The British Heart Foundation reports that almost half of UK adults are living with cholesterol levels above national guidelines of total cholesterol (greater than 5mmol/L). However, cardiologist Dr Elizabeth Klodas has revealed the top three foods to slash cholesterol levels - and they all contain fibre. The expert said: "As a cardiologist, I always tell patients that lowering their LDL [low-density lipoprotein] 'bad' cholesterol can help prevent cardiovascular disease.
"Many foods have soluble fibre, which binds cholesterol in the digestive system and drags them out of the body before they get into circulation.” Firstly, Dr Klodas has hailed oats as essential to lowering cholesterol, she said: "I always stock my kitchen with oats, and typically have half a cup per day.

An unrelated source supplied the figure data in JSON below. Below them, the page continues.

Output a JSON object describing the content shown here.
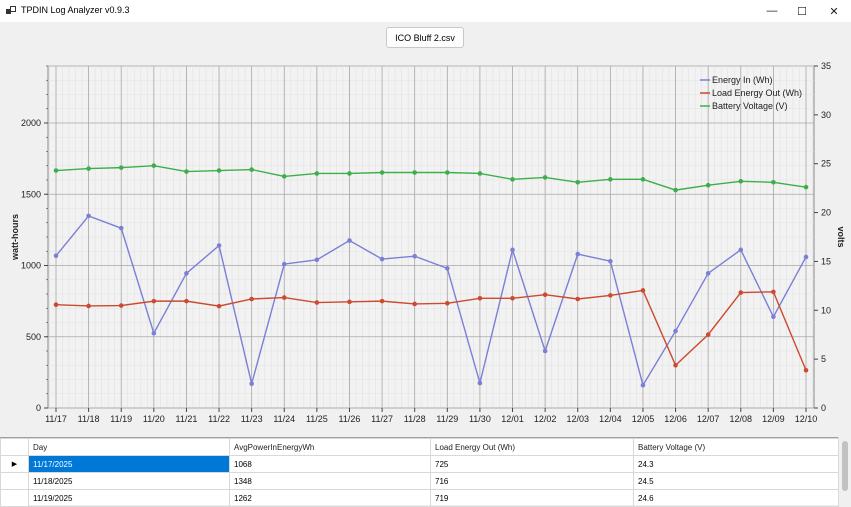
{
  "window": {
    "title": "TPDIN Log Analyzer v0.9.3",
    "minimize_glyph": "—",
    "maximize_glyph": "☐",
    "close_glyph": "✕"
  },
  "file_button": {
    "label": "ICO Bluff 2.csv"
  },
  "chart_data": {
    "type": "line",
    "categories": [
      "11/17",
      "11/18",
      "11/19",
      "11/20",
      "11/21",
      "11/22",
      "11/23",
      "11/24",
      "11/25",
      "11/26",
      "11/27",
      "11/28",
      "11/29",
      "11/30",
      "12/01",
      "12/02",
      "12/03",
      "12/04",
      "12/05",
      "12/06",
      "12/07",
      "12/08",
      "12/09",
      "12/10"
    ],
    "ylabel": "watt-hours",
    "y2label": "volts",
    "ylim": [
      0,
      2400
    ],
    "y2lim": [
      0,
      35
    ],
    "yticks": [
      0,
      500,
      1000,
      1500,
      2000
    ],
    "y2ticks": [
      0,
      5,
      10,
      15,
      20,
      25,
      30,
      35
    ],
    "legend_position": "top-right",
    "grid": true,
    "series": [
      {
        "name": "Energy In (Wh)",
        "axis": "left",
        "color": "#7b7fd6",
        "values": [
          1068,
          1348,
          1262,
          525,
          945,
          1140,
          170,
          1010,
          1040,
          1175,
          1045,
          1065,
          980,
          175,
          1110,
          400,
          1080,
          1030,
          160,
          540,
          945,
          1110,
          640,
          1060
        ]
      },
      {
        "name": "Load Energy Out (Wh)",
        "axis": "left",
        "color": "#cc4a2f",
        "values": [
          725,
          716,
          719,
          750,
          750,
          715,
          765,
          775,
          740,
          745,
          750,
          730,
          735,
          770,
          770,
          795,
          765,
          790,
          825,
          300,
          515,
          810,
          815,
          265
        ]
      },
      {
        "name": "Battery Voltage (V)",
        "axis": "right",
        "color": "#3daf4a",
        "values": [
          24.3,
          24.5,
          24.6,
          24.8,
          24.2,
          24.3,
          24.4,
          23.7,
          24.0,
          24.0,
          24.1,
          24.1,
          24.1,
          24.0,
          23.4,
          23.6,
          23.1,
          23.4,
          23.4,
          22.3,
          22.8,
          23.2,
          23.1,
          22.6
        ]
      }
    ]
  },
  "grid": {
    "columns": [
      "Day",
      "AvgPowerInEnergyWh",
      "Load Energy Out (Wh)",
      "Battery Voltage (V)"
    ],
    "selected_row_marker": "▶",
    "rows": [
      [
        "11/17/2025",
        "1068",
        "725",
        "24.3"
      ],
      [
        "11/18/2025",
        "1348",
        "716",
        "24.5"
      ],
      [
        "11/19/2025",
        "1262",
        "719",
        "24.6"
      ]
    ]
  }
}
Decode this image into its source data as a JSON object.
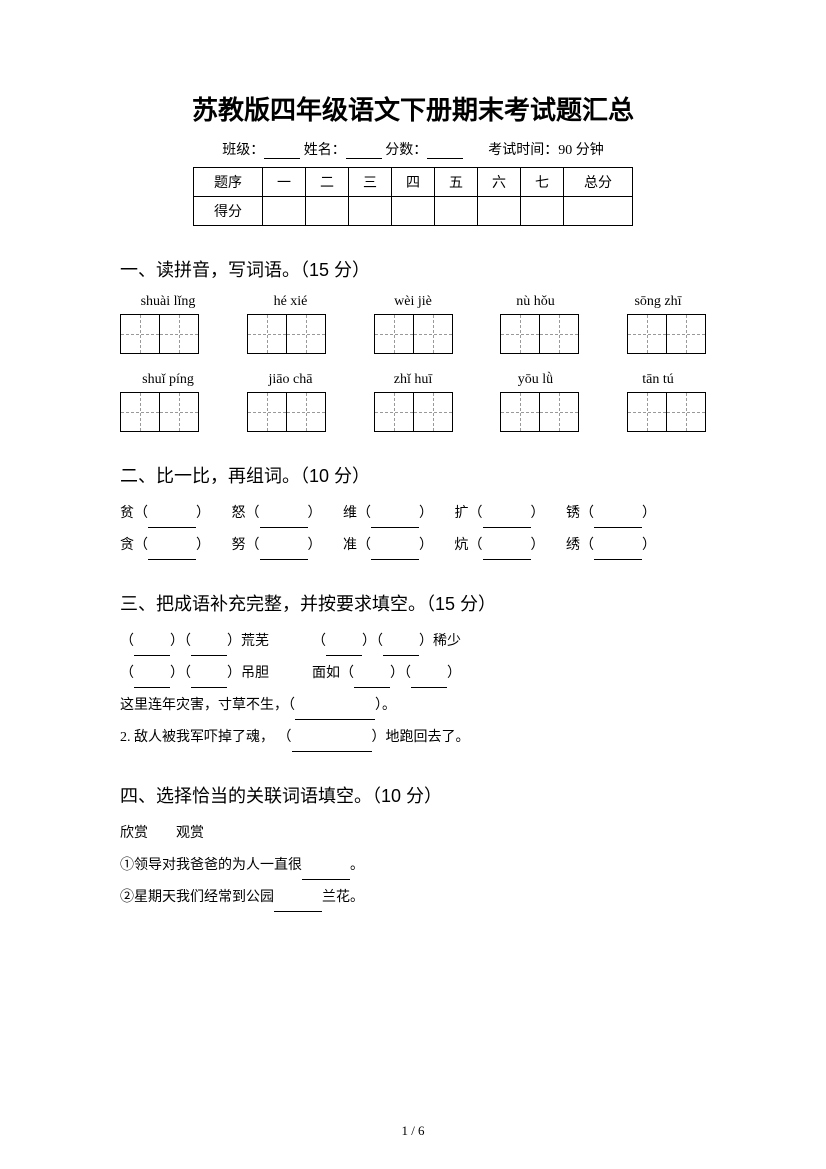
{
  "title": "苏教版四年级语文下册期末考试题汇总",
  "meta": {
    "class_label": "班级：",
    "name_label": "姓名：",
    "score_label": "分数：",
    "time_label": "考试时间：90 分钟"
  },
  "score_table": {
    "row1": [
      "题序",
      "一",
      "二",
      "三",
      "四",
      "五",
      "六",
      "七",
      "总分"
    ],
    "row2_label": "得分"
  },
  "s1": {
    "heading": "一、读拼音，写词语。（15 分）",
    "row1": [
      "shuài lǐng",
      "hé xié",
      "wèi jiè",
      "nù hǒu",
      "sōng zhī"
    ],
    "row2": [
      "shuǐ píng",
      "jiāo chā",
      "zhǐ huī",
      "yōu lǜ",
      "tān tú"
    ]
  },
  "s2": {
    "heading": "二、比一比，再组词。（10 分）",
    "line1": [
      "贫（",
      "）",
      "怒（",
      "）",
      "维（",
      "）",
      "扩（",
      "）",
      "锈（",
      "）"
    ],
    "line2": [
      "贪（",
      "）",
      "努（",
      "）",
      "准（",
      "）",
      "炕（",
      "）",
      "绣（",
      "）"
    ]
  },
  "s3": {
    "heading": "三、把成语补充完整，并按要求填空。（15 分）",
    "l1a": "（",
    "l1b": "）（",
    "l1c": "）荒芜",
    "l1d": "（",
    "l1e": "）（",
    "l1f": "）稀少",
    "l2a": "（",
    "l2b": "）（",
    "l2c": "）吊胆",
    "l2d": "面如（",
    "l2e": "）（",
    "l2f": "）",
    "l3": "这里连年灾害，寸草不生，（",
    "l3b": "）。",
    "l4": "2. 敌人被我军吓掉了魂，  （",
    "l4b": "）地跑回去了。"
  },
  "s4": {
    "heading": "四、选择恰当的关联词语填空。（10 分）",
    "words": "欣赏　　观赏",
    "l1a": "①领导对我爸爸的为人一直很",
    "l1b": "。",
    "l2a": "②星期天我们经常到公园",
    "l2b": "兰花。"
  },
  "pager": "1  /  6"
}
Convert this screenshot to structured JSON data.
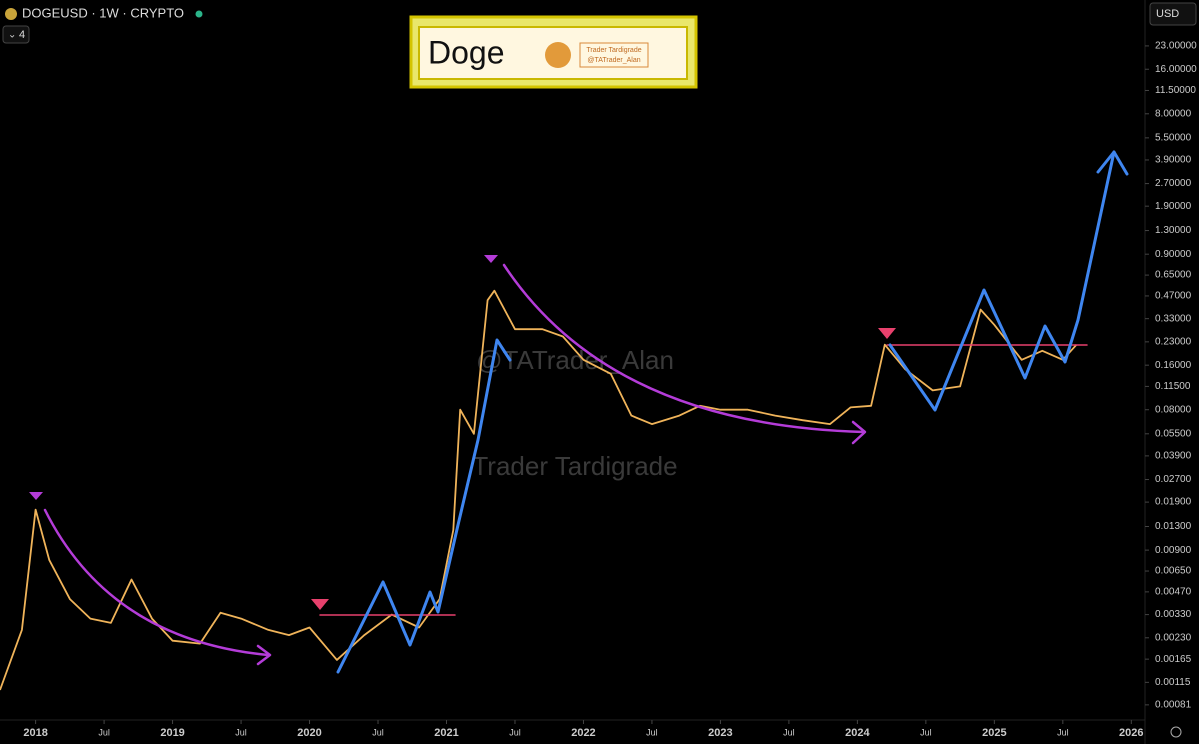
{
  "chart_data": {
    "type": "line",
    "symbol": "DOGEUSD · 1W · CRYPTO",
    "interval_badge": "4",
    "currency": "USD",
    "title": "Doge",
    "logo_text": [
      "Trader Tardigrade",
      "@TATrader_Alan"
    ],
    "watermarks": [
      "@TATrader_Alan",
      "Trader Tardigrade"
    ],
    "log_scale": true,
    "grid": false,
    "x": [
      2017.74,
      2017.9,
      2018.0,
      2018.1,
      2018.25,
      2018.4,
      2018.55,
      2018.7,
      2018.85,
      2019.0,
      2019.2,
      2019.35,
      2019.5,
      2019.7,
      2019.85,
      2020.0,
      2020.2,
      2020.4,
      2020.6,
      2020.8,
      2020.95,
      2021.05,
      2021.1,
      2021.2,
      2021.3,
      2021.35,
      2021.5,
      2021.7,
      2021.85,
      2022.0,
      2022.2,
      2022.35,
      2022.5,
      2022.7,
      2022.85,
      2023.0,
      2023.2,
      2023.4,
      2023.6,
      2023.8,
      2023.95,
      2024.1,
      2024.2,
      2024.35,
      2024.55,
      2024.75,
      2024.9,
      2025.0,
      2025.2,
      2025.35,
      2025.5,
      2025.6
    ],
    "series": [
      {
        "color": "#f0b45a",
        "values": [
          0.00102,
          0.0026,
          0.0169,
          0.0077,
          0.0042,
          0.0031,
          0.0029,
          0.0057,
          0.0031,
          0.0022,
          0.0021,
          0.0034,
          0.0031,
          0.0026,
          0.0024,
          0.0027,
          0.00163,
          0.0024,
          0.0033,
          0.0027,
          0.0042,
          0.0123,
          0.08,
          0.055,
          0.44,
          0.51,
          0.28,
          0.28,
          0.25,
          0.174,
          0.14,
          0.073,
          0.064,
          0.073,
          0.085,
          0.08,
          0.08,
          0.073,
          0.068,
          0.064,
          0.083,
          0.085,
          0.22,
          0.15,
          0.108,
          0.115,
          0.38,
          0.3,
          0.174,
          0.2,
          0.174,
          0.22
        ]
      }
    ],
    "xlim": [
      2017.74,
      2026.1
    ],
    "xticks": [
      {
        "value": 2018,
        "label": "2018"
      },
      {
        "value": 2018.5,
        "label": "Jul"
      },
      {
        "value": 2019,
        "label": "2019"
      },
      {
        "value": 2019.5,
        "label": "Jul"
      },
      {
        "value": 2020,
        "label": "2020"
      },
      {
        "value": 2020.5,
        "label": "Jul"
      },
      {
        "value": 2021,
        "label": "2021"
      },
      {
        "value": 2021.5,
        "label": "Jul"
      },
      {
        "value": 2022,
        "label": "2022"
      },
      {
        "value": 2022.5,
        "label": "Jul"
      },
      {
        "value": 2023,
        "label": "2023"
      },
      {
        "value": 2023.5,
        "label": "Jul"
      },
      {
        "value": 2024,
        "label": "2024"
      },
      {
        "value": 2024.5,
        "label": "Jul"
      },
      {
        "value": 2025,
        "label": "2025"
      },
      {
        "value": 2025.5,
        "label": "Jul"
      },
      {
        "value": 2026,
        "label": "2026"
      }
    ],
    "ylim": [
      0.00064,
      47
    ],
    "yticks": [
      {
        "value": 23,
        "label": "23.00000"
      },
      {
        "value": 16,
        "label": "16.00000"
      },
      {
        "value": 11.5,
        "label": "11.50000"
      },
      {
        "value": 8,
        "label": "8.00000"
      },
      {
        "value": 5.5,
        "label": "5.50000"
      },
      {
        "value": 3.9,
        "label": "3.90000"
      },
      {
        "value": 2.7,
        "label": "2.70000"
      },
      {
        "value": 1.9,
        "label": "1.90000"
      },
      {
        "value": 1.3,
        "label": "1.30000"
      },
      {
        "value": 0.9,
        "label": "0.90000"
      },
      {
        "value": 0.65,
        "label": "0.65000"
      },
      {
        "value": 0.47,
        "label": "0.47000"
      },
      {
        "value": 0.33,
        "label": "0.33000"
      },
      {
        "value": 0.23,
        "label": "0.23000"
      },
      {
        "value": 0.16,
        "label": "0.16000"
      },
      {
        "value": 0.115,
        "label": "0.11500"
      },
      {
        "value": 0.08,
        "label": "0.08000"
      },
      {
        "value": 0.055,
        "label": "0.05500"
      },
      {
        "value": 0.039,
        "label": "0.03900"
      },
      {
        "value": 0.027,
        "label": "0.02700"
      },
      {
        "value": 0.019,
        "label": "0.01900"
      },
      {
        "value": 0.013,
        "label": "0.01300"
      },
      {
        "value": 0.009,
        "label": "0.00900"
      },
      {
        "value": 0.0065,
        "label": "0.00650"
      },
      {
        "value": 0.0047,
        "label": "0.00470"
      },
      {
        "value": 0.0033,
        "label": "0.00330"
      },
      {
        "value": 0.0023,
        "label": "0.00230"
      },
      {
        "value": 0.00165,
        "label": "0.00165"
      },
      {
        "value": 0.00115,
        "label": "0.00115"
      },
      {
        "value": 0.00081,
        "label": "0.00081"
      }
    ]
  }
}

Dr Michael Mosley shares exercise that can cut cholesterol and blood pressure"Not only are they high in fibre, they contain plenty of antioxidants, including those that help improve blood vessel function and lower blood pressure." Another fibre-rich food you should consider adding to your shopping list is the chickpea, which offers a variety of health benefits.
"They’re packed with potassium and magnesium, both important for blood pressure control," said Dr Klodas. "One cup has almost 15 grams of protein, 12 grams of fibre, and one-fourth of your daily iron requirement." If you enjoy snacking your way through the day, then why not include almonds in your lunchbox as they are packed with fibre, protein, and vitamin E. The British Heart Foundation (BHF) states: "If you have high cholesterol, it’s most important to eat less saturated fat.
"Foods that are high in saturated fats are things like fatty and processed meat, pies and pastry, butter, cream, and coconut oil." There can be simple dietary swaps you can do to help lower cholesterol levels. The BHF explains: "The best way to eat a better diet is to swap your saturated fats with foods that are high in unsaturated fat."
One example could be swapping butter, which is high in saturated fat, with vegetable oil spreads, such as sunflower or rapeseed oil. Another alternative could be replacing regular mince for lower-fat options, or trading red or processed meat for fish, turkey or chicken without the skin. Plant-based options, such as lentils, soya or Quorn, are also preferable to red meat.